PRISM: Video Dataset Condensation with Progressive Refinement and Insertion for Sparse Motion
Jaehyun Choi, Jiwan Hur, Gyojin Han, Jaemyung Yu, Junmo Kim
TL;DR
PRISM introduces a holistic video dataset condensation approach that preserves the interdependence of content and motion by progressively refining a sparse set of key frames rather than disentangling them. It initializes each synthetic video with two endpoint frames and uses temporal interpolation to fill to length $T$, inserting frames via a gradient-guided criterion when gradient cosine similarity with neighboring key frames falls below a threshold $\epsilon$, while updating only the key frames.
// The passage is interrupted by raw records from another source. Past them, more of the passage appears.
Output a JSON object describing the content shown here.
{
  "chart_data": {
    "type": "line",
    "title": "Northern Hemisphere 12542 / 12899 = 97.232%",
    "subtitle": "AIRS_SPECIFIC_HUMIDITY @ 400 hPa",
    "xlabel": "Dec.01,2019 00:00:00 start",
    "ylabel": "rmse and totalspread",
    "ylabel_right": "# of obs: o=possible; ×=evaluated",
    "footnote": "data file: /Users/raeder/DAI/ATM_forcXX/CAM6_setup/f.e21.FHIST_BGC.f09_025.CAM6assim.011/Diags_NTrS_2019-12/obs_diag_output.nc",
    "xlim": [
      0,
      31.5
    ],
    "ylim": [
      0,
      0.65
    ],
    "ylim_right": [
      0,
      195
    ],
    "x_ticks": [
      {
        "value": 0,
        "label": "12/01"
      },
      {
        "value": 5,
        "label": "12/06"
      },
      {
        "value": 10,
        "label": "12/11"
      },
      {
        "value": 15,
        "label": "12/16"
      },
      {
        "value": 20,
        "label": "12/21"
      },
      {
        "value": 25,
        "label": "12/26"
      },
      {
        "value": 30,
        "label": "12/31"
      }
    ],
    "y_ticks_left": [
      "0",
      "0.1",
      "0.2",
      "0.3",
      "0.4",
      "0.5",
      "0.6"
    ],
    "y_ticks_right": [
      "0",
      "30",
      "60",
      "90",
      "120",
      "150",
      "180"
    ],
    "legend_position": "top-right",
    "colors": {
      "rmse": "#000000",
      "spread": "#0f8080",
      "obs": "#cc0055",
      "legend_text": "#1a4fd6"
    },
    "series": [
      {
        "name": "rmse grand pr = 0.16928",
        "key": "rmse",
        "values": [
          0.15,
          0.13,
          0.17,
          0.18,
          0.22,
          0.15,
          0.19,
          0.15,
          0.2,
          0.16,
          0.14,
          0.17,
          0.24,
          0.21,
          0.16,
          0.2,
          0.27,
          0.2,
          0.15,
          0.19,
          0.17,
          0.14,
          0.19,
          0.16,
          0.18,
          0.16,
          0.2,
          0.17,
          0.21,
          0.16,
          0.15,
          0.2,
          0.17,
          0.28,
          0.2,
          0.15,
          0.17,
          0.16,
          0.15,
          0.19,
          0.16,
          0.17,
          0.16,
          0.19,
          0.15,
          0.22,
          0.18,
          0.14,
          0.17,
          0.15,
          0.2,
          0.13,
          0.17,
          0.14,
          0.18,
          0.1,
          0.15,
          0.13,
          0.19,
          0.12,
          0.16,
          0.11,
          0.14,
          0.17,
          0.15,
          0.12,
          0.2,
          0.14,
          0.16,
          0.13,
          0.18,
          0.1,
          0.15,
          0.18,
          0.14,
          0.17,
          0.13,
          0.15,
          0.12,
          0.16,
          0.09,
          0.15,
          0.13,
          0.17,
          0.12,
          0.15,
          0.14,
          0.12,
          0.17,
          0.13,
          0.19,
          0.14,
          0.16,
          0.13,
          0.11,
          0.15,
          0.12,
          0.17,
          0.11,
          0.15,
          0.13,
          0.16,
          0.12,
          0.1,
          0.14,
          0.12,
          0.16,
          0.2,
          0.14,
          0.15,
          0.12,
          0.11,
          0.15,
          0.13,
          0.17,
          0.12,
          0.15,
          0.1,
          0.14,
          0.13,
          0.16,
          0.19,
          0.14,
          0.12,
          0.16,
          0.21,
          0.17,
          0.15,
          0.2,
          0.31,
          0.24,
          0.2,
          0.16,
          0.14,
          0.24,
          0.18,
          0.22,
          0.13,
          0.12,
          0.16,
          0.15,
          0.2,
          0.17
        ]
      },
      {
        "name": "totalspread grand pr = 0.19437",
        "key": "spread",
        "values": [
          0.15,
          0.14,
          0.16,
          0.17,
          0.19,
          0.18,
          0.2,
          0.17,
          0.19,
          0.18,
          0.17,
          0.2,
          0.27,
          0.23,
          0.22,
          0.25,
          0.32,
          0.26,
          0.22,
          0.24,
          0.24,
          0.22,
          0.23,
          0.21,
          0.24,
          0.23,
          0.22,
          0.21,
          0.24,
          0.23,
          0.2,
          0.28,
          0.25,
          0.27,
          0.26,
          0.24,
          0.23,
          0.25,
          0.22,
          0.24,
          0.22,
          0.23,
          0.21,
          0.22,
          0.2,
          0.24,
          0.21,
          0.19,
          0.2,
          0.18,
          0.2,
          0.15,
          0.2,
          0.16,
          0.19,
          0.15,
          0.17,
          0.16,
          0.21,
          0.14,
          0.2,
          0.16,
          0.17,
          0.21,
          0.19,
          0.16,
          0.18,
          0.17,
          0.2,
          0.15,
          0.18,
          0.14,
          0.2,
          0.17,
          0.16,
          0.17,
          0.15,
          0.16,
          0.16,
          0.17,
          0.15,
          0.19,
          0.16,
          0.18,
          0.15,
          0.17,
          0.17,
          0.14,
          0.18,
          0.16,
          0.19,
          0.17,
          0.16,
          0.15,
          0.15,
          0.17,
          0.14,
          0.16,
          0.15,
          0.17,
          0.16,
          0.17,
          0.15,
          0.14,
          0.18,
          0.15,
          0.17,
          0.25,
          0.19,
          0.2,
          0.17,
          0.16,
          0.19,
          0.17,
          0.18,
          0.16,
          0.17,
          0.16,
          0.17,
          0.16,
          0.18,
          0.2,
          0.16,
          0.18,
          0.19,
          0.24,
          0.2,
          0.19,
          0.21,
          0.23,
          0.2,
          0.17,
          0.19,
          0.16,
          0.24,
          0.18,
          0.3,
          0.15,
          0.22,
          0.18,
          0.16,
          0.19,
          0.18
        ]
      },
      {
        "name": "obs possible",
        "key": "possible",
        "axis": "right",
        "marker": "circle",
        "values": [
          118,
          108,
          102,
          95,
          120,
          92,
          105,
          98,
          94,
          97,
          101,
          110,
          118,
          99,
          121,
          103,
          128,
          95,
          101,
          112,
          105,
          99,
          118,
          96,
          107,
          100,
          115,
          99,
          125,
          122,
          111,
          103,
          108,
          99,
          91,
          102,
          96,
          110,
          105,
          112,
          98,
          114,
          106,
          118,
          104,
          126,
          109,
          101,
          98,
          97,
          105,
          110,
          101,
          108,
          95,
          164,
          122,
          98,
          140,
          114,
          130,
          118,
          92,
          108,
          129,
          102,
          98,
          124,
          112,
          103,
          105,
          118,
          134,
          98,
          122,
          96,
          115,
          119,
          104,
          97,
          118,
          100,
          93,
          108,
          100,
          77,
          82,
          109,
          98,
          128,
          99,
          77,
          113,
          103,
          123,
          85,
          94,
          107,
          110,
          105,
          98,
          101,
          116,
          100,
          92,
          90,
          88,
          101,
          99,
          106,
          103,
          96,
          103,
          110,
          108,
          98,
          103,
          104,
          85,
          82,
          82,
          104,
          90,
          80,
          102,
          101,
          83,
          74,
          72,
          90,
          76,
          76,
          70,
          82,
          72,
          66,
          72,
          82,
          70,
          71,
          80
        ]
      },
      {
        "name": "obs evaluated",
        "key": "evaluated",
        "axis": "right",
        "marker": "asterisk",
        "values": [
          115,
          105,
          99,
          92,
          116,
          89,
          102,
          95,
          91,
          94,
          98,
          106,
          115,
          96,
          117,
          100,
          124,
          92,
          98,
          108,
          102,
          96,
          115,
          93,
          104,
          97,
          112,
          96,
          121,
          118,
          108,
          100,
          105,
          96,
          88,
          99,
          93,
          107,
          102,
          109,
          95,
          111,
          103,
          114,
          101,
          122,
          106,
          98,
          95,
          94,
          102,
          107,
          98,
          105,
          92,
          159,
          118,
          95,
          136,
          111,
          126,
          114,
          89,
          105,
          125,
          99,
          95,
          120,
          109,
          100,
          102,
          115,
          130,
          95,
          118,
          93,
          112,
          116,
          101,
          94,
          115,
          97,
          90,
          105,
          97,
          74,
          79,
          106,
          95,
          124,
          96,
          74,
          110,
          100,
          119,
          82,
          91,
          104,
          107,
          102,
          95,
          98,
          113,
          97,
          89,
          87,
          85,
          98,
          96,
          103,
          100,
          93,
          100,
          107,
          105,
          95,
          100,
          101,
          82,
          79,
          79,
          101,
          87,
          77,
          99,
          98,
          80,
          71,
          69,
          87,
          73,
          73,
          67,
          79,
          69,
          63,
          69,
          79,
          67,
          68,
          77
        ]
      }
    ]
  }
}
The optimization objective aligns the synthetic data with real data through gradient matching: $\min_{\theta,\{S_c^j\}} \sum_{c=1}^{C} \left\| \nabla_\theta \mathcal{L}_{\text{task}}(f_\theta(\mathcal{B}_c^{\text{syn}}), y_c) - \nabla_\theta \mathcal{L}_{\text{task}}(f_\theta(\mathcal{B}_c^{\text{real}}), y_c) \right\|_2^2$, updating only key frames. Extensive experiments on UCF101, HMDB51, Something-Something V2, and Kinetics-400 show PRISM achieves state-of-the-art performance with up to about 70–75% storage reduction and strong cross-architecture generalization, enabling scalable, storage-efficient condensation for resource-constrained deployment.
Abstract
Video dataset condensation has emerged as a critical technique for addressing the computational challenges associated with large-scale video data processing in deep learning applications. While significant progress has been made in image dataset condensation, the video domain presents unique challenges due to the complex interplay between spatial content and temporal dynamics. This paper introduces PRISM, Progressive Refinement and Insertion for Sparse Motion, for video dataset condensation, a novel approach that fundamentally reconsiders how video data should be condensed. Unlike the previous method that separates static content from dynamic motion, our method preserves the essential interdependence between these elements. Our approach progressively refines and inserts frames to fully accommodate the motion in an action while achieving better performance but less storage, considering the relation of gradients for each frame. Extensive experiments across standard video action recognition benchmarks demonstrate that PRISM outperforms existing disentangled approaches while maintaining compact representations suitable for resource-constrained environments.